Review of Love Streams

Love Streams (1984)
2/10
Confusing, tedious, and overly long
3 November 2015
Warning: Spoilers
The story opens in the middle of a situation that, without context, makes for total confusion. We are introduced to Robert Harmon (John Cassavetes) and a gaggle of young women. Harmon is supposedly a writer who specializes in sexually-themed novels and is currently gathering data on urban night life. Odd that throughout the movie we never see Harmon writing. The first part of the movie is constructed from disconnected scenes. Sarah Lawson (Gena Rolands) is in a scene that is a divorce hearing trying to settle on parental rights. Sarah says she spends most of her time going to funerals and attending the sick.
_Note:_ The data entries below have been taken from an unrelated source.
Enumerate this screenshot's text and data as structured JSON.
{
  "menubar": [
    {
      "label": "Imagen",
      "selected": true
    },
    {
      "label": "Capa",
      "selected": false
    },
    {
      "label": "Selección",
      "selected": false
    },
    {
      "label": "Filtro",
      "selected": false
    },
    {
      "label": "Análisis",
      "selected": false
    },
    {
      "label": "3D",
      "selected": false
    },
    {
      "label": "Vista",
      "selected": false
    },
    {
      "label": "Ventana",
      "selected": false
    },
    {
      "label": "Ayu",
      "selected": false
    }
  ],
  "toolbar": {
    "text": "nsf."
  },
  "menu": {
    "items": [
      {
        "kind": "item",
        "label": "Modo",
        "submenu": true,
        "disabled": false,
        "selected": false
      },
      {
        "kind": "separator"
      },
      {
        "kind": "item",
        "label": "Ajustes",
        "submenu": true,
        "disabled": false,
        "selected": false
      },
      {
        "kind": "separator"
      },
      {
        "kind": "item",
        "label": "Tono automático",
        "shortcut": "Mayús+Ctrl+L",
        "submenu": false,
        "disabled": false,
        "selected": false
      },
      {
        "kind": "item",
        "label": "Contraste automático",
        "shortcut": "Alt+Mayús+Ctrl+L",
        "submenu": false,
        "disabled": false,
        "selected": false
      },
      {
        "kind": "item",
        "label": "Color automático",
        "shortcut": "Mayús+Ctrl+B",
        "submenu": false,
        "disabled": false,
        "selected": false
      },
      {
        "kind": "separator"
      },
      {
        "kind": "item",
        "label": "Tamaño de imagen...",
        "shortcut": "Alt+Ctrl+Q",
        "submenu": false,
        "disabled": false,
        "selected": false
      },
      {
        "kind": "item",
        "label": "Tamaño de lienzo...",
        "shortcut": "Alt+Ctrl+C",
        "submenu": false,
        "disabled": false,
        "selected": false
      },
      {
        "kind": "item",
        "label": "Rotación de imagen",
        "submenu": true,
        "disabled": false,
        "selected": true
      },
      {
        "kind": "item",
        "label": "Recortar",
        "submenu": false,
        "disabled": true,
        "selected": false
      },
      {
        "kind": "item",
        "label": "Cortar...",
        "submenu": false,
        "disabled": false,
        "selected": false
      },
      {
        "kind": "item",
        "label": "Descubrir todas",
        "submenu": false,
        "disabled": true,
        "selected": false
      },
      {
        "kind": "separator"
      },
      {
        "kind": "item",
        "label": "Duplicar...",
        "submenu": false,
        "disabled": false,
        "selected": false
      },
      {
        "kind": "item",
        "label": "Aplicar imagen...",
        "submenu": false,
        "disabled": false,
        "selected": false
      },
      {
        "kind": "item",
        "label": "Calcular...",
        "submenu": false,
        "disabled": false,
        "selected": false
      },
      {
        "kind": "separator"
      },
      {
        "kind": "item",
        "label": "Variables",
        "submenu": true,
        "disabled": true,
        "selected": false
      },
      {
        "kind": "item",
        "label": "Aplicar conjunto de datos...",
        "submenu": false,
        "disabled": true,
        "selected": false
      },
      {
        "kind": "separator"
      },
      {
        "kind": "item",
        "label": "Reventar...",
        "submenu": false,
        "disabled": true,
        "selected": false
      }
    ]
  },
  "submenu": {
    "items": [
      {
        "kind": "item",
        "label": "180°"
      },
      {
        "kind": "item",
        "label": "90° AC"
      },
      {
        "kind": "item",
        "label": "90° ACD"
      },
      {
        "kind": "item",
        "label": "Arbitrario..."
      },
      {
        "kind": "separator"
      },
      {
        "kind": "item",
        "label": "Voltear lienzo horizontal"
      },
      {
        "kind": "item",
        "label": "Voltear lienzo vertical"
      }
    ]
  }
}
We never see her doing any of the things that she claims occupy her.

The first half of the movie gets into understanding Robert and Sarah a little. The movie is half over before we know if there is any connection between Robert and Sarah. What was established in the first half was that Robert is a heavy drinker and a philandering ass. Sarah is seen as not playing with a full deck and at one point tells her ex-husband the she thinks she is almost not crazy.

The movie takes a different turn when a woman shows up at Robert's door with an eight-year-old boy and tells him the boy is his son, and would he take care of him for a weekend. Just to indicate how far from how any real person would react, Robert's reaction to this appearance of his son, whom he has not seen since the kid's birth, is along the lines of "Sure, come on in." Some interest is developed in seeing how a wastrel like Robert reacts to having his son on board. He does boot out the young prostitutes from his house, but then encourages the kid to drink a beer and takes him to Las Vegas.

After a trip to Europe where Sarah carries around a train car full of luggage, and has a stereotypical argument with a Frenchman who doesn't speak English, she returns to the U.S. and winds up at Robert's house where we finally learn that Robert and Sarah are siblings. Once Sarah and Robert are together the movie gradually abandons any attempt to stay on this side of reality and ultimately zooms off into the ozone. The signature scene that has Sarah bringing a menagerie of animals to Robert's house in a taxi (including a couple of horses, a goat, a duck, a parrot, and some chickens) struck me as just absurd. I suppose it was meant to be humorous, but it fell flat for me.

Almost every scene struck me as lasting too long. What was to be gained by seeing Robert stagger drunkenly down a hotel hallway for about a minute? The aggregation of the overly long scenes makes for an overly long movie.

There are some interesting scene compositions and lighting techniques and that is why I give this more than one star.

This is my third Cassavetes movie and I think it will be my last. He is on a different wavelength from me.